“Ahoy!” he shouted. “Ahoy there! Who is it? Where are you?”

“Help!” came the calls again—and nearer. “Help!”

“Look out!” roared Seth, peering excitedly over his shoulder into the dark. “Where are you? Look out or you'll be afoul of . . . Jumpin' Judas!”

For out of the fog loomed a bulky shape driving down upon him. He pulled frantically at the oars, but it was too late. A mast rocked against the sky, a stubby bowsprit shot over the dory, and the little boat, struck broadside on, heeled to the water's edge. Seth, springing frantically upward, seized the bowsprit and clung to it. The dory, pushed aside and half full of water, disappeared. From the deck behind the bowsprit two voices, a man's voice and a woman's, screamed wildly.

Seth did not scream. Clinging to the reeling bowsprit, he swung up on it, edged his way to the vessel's bows and stepped upon the deck.

“For thunder sakes!” he roared angrily, “what kind of navigation's this? Where's your lights, you lubbers? What d'you mean by—Where are you anyhow? And—and what schooner's this?”

For the deck, as much as he could see of it in the dark, looked astonishingly familiar. As he stumbled aft it became more familiar still.

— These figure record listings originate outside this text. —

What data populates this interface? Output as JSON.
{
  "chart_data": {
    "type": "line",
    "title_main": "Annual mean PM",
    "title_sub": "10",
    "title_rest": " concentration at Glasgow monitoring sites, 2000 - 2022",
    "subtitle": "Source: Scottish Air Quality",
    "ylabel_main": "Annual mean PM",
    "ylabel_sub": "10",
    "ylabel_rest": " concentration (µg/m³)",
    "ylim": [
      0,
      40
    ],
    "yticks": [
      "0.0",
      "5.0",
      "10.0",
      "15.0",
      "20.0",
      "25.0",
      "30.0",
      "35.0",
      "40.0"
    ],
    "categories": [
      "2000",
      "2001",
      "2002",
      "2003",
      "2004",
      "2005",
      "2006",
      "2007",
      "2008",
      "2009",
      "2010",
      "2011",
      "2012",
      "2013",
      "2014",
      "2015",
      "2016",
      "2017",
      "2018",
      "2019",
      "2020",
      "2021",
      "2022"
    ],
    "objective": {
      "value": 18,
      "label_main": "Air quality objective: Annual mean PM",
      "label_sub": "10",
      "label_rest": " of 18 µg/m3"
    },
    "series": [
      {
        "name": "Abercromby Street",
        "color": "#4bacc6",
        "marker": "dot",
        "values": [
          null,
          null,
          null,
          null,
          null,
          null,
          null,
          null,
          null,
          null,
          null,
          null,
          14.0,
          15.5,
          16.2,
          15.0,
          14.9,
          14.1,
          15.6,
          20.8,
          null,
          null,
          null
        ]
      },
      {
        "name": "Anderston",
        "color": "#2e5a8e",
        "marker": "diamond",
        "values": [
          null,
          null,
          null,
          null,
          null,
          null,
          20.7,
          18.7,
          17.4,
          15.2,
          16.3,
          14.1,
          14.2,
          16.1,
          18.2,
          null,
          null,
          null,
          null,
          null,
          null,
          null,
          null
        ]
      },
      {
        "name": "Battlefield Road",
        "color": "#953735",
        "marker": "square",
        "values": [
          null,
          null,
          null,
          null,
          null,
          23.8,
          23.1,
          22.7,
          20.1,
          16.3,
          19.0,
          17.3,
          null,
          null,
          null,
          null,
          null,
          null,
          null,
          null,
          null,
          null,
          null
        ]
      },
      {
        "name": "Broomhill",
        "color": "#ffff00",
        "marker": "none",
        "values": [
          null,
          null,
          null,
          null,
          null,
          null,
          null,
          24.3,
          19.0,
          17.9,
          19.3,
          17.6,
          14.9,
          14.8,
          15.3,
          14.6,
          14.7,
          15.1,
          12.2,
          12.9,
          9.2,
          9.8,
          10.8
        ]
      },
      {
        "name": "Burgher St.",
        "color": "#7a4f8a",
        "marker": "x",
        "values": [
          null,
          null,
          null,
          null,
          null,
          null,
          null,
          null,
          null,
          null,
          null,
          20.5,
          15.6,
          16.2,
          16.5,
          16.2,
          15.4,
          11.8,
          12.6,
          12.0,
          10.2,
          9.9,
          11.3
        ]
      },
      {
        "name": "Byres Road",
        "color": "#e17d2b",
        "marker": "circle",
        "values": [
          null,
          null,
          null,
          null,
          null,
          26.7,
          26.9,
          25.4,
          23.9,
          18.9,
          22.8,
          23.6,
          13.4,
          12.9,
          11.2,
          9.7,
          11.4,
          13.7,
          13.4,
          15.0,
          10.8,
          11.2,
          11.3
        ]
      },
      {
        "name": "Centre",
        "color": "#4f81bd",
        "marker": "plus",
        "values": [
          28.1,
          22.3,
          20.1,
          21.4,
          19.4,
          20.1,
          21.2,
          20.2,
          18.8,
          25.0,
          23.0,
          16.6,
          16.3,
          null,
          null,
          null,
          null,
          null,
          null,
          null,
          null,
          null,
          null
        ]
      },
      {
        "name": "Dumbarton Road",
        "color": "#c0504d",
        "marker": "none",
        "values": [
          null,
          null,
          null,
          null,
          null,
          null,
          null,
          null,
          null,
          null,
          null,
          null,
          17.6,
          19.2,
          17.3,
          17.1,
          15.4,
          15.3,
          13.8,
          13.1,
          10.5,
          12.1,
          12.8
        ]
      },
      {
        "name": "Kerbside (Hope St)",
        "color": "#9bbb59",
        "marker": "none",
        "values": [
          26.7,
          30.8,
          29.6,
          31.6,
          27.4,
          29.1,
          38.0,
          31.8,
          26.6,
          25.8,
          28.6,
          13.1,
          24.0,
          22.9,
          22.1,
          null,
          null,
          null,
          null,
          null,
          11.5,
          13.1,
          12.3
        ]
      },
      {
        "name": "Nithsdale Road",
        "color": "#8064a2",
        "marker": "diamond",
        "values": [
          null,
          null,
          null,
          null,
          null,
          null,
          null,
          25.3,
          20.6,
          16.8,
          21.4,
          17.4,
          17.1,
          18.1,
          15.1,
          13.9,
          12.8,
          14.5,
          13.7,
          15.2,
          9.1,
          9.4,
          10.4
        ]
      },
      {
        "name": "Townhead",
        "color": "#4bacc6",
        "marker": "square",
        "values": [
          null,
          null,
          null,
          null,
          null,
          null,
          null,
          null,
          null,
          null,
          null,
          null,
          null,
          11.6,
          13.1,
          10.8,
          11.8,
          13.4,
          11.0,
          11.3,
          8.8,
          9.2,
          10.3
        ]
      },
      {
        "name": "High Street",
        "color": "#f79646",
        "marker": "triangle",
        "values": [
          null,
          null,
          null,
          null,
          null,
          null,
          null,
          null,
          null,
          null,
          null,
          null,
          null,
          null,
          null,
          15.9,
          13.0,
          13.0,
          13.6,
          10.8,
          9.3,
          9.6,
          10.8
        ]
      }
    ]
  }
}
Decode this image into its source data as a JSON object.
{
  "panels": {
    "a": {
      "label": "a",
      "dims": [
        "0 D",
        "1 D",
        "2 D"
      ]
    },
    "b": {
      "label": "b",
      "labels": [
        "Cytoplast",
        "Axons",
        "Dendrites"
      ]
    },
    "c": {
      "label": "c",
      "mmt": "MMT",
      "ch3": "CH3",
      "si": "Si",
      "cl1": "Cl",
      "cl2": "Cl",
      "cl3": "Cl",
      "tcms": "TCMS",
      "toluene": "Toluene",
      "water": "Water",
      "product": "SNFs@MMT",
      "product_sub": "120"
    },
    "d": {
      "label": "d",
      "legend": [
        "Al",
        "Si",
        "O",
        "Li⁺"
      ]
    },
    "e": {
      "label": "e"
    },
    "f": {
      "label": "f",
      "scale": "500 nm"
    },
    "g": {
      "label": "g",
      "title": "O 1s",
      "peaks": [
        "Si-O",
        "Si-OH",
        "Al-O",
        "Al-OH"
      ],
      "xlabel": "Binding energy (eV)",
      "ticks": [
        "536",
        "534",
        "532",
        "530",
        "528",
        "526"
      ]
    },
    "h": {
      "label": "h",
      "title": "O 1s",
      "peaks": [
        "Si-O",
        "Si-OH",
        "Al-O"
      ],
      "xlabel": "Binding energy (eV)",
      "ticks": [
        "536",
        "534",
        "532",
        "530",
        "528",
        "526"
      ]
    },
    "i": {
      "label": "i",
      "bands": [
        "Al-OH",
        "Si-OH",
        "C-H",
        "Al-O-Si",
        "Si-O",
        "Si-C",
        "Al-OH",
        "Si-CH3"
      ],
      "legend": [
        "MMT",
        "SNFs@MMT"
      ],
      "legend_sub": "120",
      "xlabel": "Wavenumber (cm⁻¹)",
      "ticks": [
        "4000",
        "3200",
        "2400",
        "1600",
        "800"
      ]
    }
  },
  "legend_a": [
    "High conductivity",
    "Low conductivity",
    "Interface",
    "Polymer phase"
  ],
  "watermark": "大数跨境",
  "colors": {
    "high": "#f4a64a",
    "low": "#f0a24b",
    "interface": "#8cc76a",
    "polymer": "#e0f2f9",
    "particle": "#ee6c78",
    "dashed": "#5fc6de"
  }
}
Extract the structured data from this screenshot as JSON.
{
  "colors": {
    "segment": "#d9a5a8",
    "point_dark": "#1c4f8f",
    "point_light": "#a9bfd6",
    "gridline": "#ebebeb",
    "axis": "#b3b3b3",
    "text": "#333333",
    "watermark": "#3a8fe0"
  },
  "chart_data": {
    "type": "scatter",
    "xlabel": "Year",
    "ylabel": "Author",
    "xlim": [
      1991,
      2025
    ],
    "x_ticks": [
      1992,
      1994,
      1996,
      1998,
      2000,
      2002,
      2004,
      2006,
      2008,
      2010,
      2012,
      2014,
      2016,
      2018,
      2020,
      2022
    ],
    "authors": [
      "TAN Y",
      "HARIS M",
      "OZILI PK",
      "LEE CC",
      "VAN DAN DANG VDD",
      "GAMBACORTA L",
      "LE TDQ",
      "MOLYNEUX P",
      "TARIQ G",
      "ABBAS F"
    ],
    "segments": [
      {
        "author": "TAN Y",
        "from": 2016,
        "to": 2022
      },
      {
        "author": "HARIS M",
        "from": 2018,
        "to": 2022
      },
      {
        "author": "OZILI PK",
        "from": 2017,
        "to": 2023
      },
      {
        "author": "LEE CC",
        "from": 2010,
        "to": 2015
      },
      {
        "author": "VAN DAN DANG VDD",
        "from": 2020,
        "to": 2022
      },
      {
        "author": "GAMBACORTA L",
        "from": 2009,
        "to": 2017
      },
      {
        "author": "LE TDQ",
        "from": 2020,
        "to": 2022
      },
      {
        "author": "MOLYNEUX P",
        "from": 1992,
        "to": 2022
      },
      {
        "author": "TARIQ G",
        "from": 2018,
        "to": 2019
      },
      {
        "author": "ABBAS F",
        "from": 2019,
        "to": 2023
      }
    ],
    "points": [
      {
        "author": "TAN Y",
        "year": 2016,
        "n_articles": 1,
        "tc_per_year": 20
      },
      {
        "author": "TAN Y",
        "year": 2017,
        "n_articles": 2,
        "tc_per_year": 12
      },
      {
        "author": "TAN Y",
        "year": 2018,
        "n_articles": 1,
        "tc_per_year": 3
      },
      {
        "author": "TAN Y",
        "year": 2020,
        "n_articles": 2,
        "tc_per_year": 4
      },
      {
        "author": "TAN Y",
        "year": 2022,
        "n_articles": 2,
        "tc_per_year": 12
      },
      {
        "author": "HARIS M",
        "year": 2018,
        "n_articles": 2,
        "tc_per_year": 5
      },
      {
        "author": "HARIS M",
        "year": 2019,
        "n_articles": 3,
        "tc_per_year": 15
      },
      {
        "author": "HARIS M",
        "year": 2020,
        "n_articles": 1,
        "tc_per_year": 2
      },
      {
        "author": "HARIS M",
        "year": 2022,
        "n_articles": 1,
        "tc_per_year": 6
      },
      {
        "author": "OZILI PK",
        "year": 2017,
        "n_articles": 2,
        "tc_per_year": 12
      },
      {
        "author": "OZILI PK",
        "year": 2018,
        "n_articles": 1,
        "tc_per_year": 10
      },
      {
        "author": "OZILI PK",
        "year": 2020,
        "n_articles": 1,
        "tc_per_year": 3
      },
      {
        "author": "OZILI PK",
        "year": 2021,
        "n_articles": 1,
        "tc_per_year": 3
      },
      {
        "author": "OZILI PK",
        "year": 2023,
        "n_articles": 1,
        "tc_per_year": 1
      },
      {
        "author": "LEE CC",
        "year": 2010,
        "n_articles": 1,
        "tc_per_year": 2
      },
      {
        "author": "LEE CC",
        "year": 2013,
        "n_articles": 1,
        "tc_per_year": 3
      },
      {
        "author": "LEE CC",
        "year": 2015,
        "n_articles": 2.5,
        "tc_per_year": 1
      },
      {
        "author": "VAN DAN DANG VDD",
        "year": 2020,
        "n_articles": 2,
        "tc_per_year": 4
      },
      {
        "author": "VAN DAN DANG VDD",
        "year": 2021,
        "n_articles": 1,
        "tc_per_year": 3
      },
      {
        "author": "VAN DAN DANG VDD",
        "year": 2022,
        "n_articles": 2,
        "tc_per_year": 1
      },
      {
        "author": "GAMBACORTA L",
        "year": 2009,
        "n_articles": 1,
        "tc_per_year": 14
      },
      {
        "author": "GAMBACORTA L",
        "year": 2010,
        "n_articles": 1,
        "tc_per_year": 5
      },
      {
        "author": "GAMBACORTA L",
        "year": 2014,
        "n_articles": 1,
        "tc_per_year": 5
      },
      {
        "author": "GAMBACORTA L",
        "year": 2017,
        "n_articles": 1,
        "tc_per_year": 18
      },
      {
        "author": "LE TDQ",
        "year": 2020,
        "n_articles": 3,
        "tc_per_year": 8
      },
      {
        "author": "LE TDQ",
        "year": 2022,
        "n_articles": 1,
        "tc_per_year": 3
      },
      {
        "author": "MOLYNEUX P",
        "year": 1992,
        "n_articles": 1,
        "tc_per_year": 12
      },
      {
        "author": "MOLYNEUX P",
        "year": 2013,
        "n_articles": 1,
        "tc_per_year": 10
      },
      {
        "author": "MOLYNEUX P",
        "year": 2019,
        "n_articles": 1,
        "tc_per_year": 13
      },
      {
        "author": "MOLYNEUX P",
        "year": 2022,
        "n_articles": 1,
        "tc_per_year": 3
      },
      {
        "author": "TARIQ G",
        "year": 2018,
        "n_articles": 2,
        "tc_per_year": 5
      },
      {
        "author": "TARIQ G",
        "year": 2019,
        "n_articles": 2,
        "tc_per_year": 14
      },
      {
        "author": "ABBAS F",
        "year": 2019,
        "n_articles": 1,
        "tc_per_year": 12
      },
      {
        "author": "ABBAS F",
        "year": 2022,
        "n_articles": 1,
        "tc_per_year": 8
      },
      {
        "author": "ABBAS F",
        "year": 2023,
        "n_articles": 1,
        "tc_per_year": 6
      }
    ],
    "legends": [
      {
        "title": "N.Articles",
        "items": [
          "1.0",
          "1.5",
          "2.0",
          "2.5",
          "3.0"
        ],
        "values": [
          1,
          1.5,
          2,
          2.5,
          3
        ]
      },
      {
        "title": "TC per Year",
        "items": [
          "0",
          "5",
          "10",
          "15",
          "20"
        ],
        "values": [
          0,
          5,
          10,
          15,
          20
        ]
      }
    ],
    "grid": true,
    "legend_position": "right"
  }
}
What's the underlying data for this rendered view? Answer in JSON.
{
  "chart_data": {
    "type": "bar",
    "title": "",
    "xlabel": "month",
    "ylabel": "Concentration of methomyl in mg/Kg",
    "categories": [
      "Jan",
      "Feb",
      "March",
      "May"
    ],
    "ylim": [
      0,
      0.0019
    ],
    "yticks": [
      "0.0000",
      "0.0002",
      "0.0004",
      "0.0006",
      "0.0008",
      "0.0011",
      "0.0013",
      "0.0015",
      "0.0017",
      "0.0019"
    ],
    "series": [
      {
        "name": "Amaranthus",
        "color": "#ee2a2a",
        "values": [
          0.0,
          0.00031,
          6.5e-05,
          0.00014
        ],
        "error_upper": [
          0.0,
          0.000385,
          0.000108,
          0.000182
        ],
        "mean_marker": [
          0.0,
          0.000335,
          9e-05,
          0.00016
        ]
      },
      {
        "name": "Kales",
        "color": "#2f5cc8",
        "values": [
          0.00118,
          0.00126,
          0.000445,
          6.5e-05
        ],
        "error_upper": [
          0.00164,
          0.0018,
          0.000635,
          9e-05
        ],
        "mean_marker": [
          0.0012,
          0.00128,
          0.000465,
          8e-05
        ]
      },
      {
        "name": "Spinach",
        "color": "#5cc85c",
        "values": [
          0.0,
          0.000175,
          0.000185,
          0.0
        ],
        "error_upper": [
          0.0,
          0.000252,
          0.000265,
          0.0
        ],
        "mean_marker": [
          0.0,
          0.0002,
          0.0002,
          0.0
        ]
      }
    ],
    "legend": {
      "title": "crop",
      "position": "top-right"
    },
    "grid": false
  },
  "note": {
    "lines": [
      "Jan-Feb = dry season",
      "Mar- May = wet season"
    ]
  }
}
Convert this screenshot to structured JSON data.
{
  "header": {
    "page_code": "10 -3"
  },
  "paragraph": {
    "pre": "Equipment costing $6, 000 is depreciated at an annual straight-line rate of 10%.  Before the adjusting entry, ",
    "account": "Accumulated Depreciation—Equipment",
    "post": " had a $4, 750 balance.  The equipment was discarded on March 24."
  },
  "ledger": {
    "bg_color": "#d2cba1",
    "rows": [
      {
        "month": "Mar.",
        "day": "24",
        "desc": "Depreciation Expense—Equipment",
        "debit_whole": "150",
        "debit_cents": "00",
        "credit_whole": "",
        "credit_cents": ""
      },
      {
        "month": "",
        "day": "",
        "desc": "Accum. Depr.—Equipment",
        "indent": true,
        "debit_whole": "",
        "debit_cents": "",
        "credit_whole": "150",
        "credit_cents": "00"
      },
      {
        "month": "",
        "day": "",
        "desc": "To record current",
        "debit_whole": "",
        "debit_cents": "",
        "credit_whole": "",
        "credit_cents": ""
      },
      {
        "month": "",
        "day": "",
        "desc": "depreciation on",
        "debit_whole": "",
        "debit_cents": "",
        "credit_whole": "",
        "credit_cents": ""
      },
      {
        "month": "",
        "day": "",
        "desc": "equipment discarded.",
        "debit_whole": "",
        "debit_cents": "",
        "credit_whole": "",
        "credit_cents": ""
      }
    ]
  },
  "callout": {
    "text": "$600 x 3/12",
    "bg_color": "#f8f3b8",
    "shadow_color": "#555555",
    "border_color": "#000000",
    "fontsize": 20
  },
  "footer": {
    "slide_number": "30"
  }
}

The ropes, a combination of new and old, the new boards in the deck planking, the general arrangement of things, as familiar to him as the arrangement of furniture in the kitchen of the Lights! It could not be . . . but it was! The little schooner was his own, his hobby, his afternoon workshop—the Daisy M. herself. The Daisy M., which he had last seen stranded and, as he supposed, hard and fast aground! The Daisy M. afloat, after all these years!

From the stern by the cabin hatch a man came reeling toward him, holding to the rail for support with one hand and brandishing the other.

“Help!” cried the man wildly. “Who is it? Help us! we're drowning! We're . . . Can't you put us ashore. Please put us . . . Good Lord!”

Seth made no answer. How could he? The man was Bennie D.